Tahun 2025, Transformasi Digital Diproyeksikan Bernilai US$ 100 Triliun
Kamar Dagang dan Industri (Kadin) Indonesia menyebutkan transformasi digital dapat menghasilkan nilai ekonomi sebesar US$ 100 triliun di Tanah Air hingga tahun 2025. Untuk menangkap peluang ini, pemerintah dan sektor swasta perlu mempercepat pengembangan dan inovasi digital.
Arsjad Rasjid, Ketua Umum Kadin menuturkan perkiraan tersebut telah diungkapkan dalam World Economic Forum (WEF). Bahkan, data Temasek, Google dan Bain & Company secara spesifik menyebut potensi ekonomi digital di Indonesia akan mencapai US$ 130 miliar pada tahun 2025 mendatang.
BACA JUGA: Dalam Transformasi Digital, Digital Mindset Menentukan
Oleh karena itu, Arsjad menilai perlu mengembangkan environment untuk mendorong eksplorasi dan inovasi.
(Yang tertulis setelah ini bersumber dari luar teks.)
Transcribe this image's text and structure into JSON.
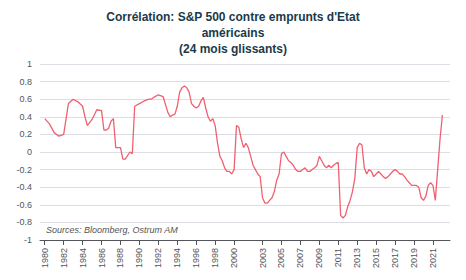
{
  "chart_data": {
    "type": "line",
    "title": "Corrélation: S&P 500 contre emprunts d'Etat\naméricains\n(24 mois glissants)",
    "annotations": [
      "Sources: Bloomberg, Ostrum AM"
    ],
    "color": "#f06070",
    "grid": true,
    "xlim": [
      1979.5,
      2022.8
    ],
    "xticks": [
      1980,
      1982,
      1984,
      1986,
      1988,
      1990,
      1992,
      1994,
      1996,
      1998,
      2000,
      2003,
      2005,
      2007,
      2009,
      2011,
      2013,
      2015,
      2017,
      2019,
      2021
    ],
    "ylim": [
      -1,
      1
    ],
    "yticks": [
      -1,
      -0.8,
      -0.6,
      -0.4,
      -0.2,
      0,
      0.2,
      0.4,
      0.6,
      0.8,
      1
    ],
    "x": [
      1980,
      1980.5,
      1981,
      1981.5,
      1982,
      1982.5,
      1983,
      1983.5,
      1984,
      1984.25,
      1984.5,
      1985,
      1985.5,
      1986,
      1986.25,
      1986.5,
      1986.75,
      1987,
      1987.25,
      1987.5,
      1988,
      1988.25,
      1988.5,
      1989,
      1989.25,
      1989.5,
      1990,
      1990.5,
      1991,
      1991.25,
      1991.5,
      1992,
      1992.5,
      1993,
      1993.25,
      1993.5,
      1993.75,
      1994,
      1994.25,
      1994.5,
      1994.75,
      1995,
      1995.25,
      1995.5,
      1995.75,
      1996,
      1996.25,
      1996.5,
      1996.75,
      1997,
      1997.25,
      1997.5,
      1997.75,
      1998,
      1998.25,
      1998.5,
      1998.75,
      1999,
      1999.25,
      1999.5,
      1999.75,
      2000,
      2000.25,
      2000.5,
      2000.75,
      2001,
      2001.25,
      2001.5,
      2001.75,
      2002,
      2002.25,
      2002.5,
      2002.75,
      2003,
      2003.25,
      2003.5,
      2003.75,
      2004,
      2004.25,
      2004.5,
      2004.75,
      2005,
      2005.25,
      2005.5,
      2005.75,
      2006,
      2006.25,
      2006.5,
      2006.75,
      2007,
      2007.25,
      2007.5,
      2007.75,
      2008,
      2008.25,
      2008.5,
      2008.75,
      2009,
      2009.25,
      2009.5,
      2009.75,
      2010,
      2010.25,
      2010.5,
      2010.75,
      2011,
      2011.25,
      2011.5,
      2011.75,
      2012,
      2012.25,
      2012.5,
      2012.75,
      2013,
      2013.25,
      2013.5,
      2013.75,
      2014,
      2014.25,
      2014.5,
      2014.75,
      2015,
      2015.25,
      2015.5,
      2015.75,
      2016,
      2016.25,
      2016.5,
      2016.75,
      2017,
      2017.25,
      2017.5,
      2017.75,
      2018,
      2018.25,
      2018.5,
      2018.75,
      2019,
      2019.25,
      2019.5,
      2019.75,
      2020,
      2020.25,
      2020.5,
      2020.75,
      2021,
      2021.25,
      2021.5,
      2021.75,
      2022
    ],
    "values": [
      0.38,
      0.32,
      0.22,
      0.18,
      0.2,
      0.55,
      0.6,
      0.57,
      0.52,
      0.4,
      0.3,
      0.37,
      0.48,
      0.47,
      0.25,
      0.25,
      0.27,
      0.35,
      0.38,
      0.05,
      0.05,
      -0.08,
      -0.08,
      0.0,
      -0.02,
      0.52,
      0.55,
      0.58,
      0.6,
      0.6,
      0.62,
      0.65,
      0.63,
      0.45,
      0.4,
      0.42,
      0.43,
      0.52,
      0.68,
      0.73,
      0.75,
      0.73,
      0.68,
      0.55,
      0.52,
      0.5,
      0.52,
      0.58,
      0.62,
      0.5,
      0.4,
      0.35,
      0.38,
      0.3,
      0.1,
      -0.05,
      -0.1,
      -0.18,
      -0.22,
      -0.22,
      -0.25,
      -0.2,
      0.3,
      0.28,
      0.15,
      0.05,
      0.1,
      0.05,
      -0.05,
      -0.15,
      -0.2,
      -0.25,
      -0.28,
      -0.52,
      -0.58,
      -0.58,
      -0.55,
      -0.52,
      -0.45,
      -0.32,
      -0.25,
      -0.02,
      0.0,
      -0.05,
      -0.1,
      -0.12,
      -0.15,
      -0.2,
      -0.22,
      -0.22,
      -0.2,
      -0.18,
      -0.22,
      -0.22,
      -0.2,
      -0.18,
      -0.15,
      -0.05,
      -0.1,
      -0.15,
      -0.18,
      -0.15,
      -0.18,
      -0.15,
      -0.13,
      -0.12,
      -0.72,
      -0.75,
      -0.72,
      -0.62,
      -0.55,
      -0.45,
      -0.3,
      0.05,
      0.1,
      0.08,
      -0.18,
      -0.25,
      -0.2,
      -0.22,
      -0.28,
      -0.25,
      -0.22,
      -0.25,
      -0.28,
      -0.3,
      -0.28,
      -0.25,
      -0.22,
      -0.2,
      -0.22,
      -0.25,
      -0.25,
      -0.28,
      -0.32,
      -0.35,
      -0.38,
      -0.38,
      -0.38,
      -0.4,
      -0.52,
      -0.55,
      -0.5,
      -0.38,
      -0.35,
      -0.38,
      -0.55,
      -0.2,
      0.15,
      0.42
    ]
  }
}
Salah satu yang perlu diperkuat adalah kemitraan inklusif bagi usaha mikro, kecil, dan menengah (UKM) dengan memanfaatkan ekosistem digital.
“Dalam melakukan transformasi digital kami menghadapi tantangan dalam pengembangan infrastruktur konektivitas, peningkatan literasi digital dan regulasi,” kata Arsjad melalui keterangannya, Senin (12/6/2023).
BACA JUGA: Lewat Transformasi Digital, PLN Jaga Pasokan Energi Primer
Agar potensi ekonomi digital dapat berjalan dengan baik, kolaborasi dalam membangun ekosistemnya perlu segera dilakukan. Dengan demikian, hal itu bisa berkontribusi terhadap perekonomian nasional.
“Ini menjadi modal bagi pihak pemerintah, swasta dan masyarakat untuk mengeksplorasi dan berinovasi di sektor digital untuk kemajuan Indonesia,” ujarnya.
Sementara itu, Pandu Sjahrir, Ketua Umum Asosiasi Fintech Indonesia (Aftech) menambahkan tantangan ke depan untuk menopang Indonesia menjadi negara maju pada tahun 2045 adalah pengembangan sektor kesehatan, inklusi sektor keuangan, turisme, industri kreatif. Sementara itu, sektor yang paling penting untuk dikembangkan adalah UKM.
Namun, dalam upaya menuju Indonesia emas tahun 2024, Pandu mengingatkan perlu investasi untuk melakukan transformasi digital. Dengan mendorong investasi di berbagai sektor, peningkatan kapabilitas kepemimpinan, membuka kemitraan inklusif dan terakhir memiliki dukungan regulasi.
“Inclusive society ini adalah soal akses dan kualitas layanan kesehatan. Social assistance and empowerment program. Ini penting karena 10% rakyat Indonesia tidak memiliki akses itu,” ucapnya.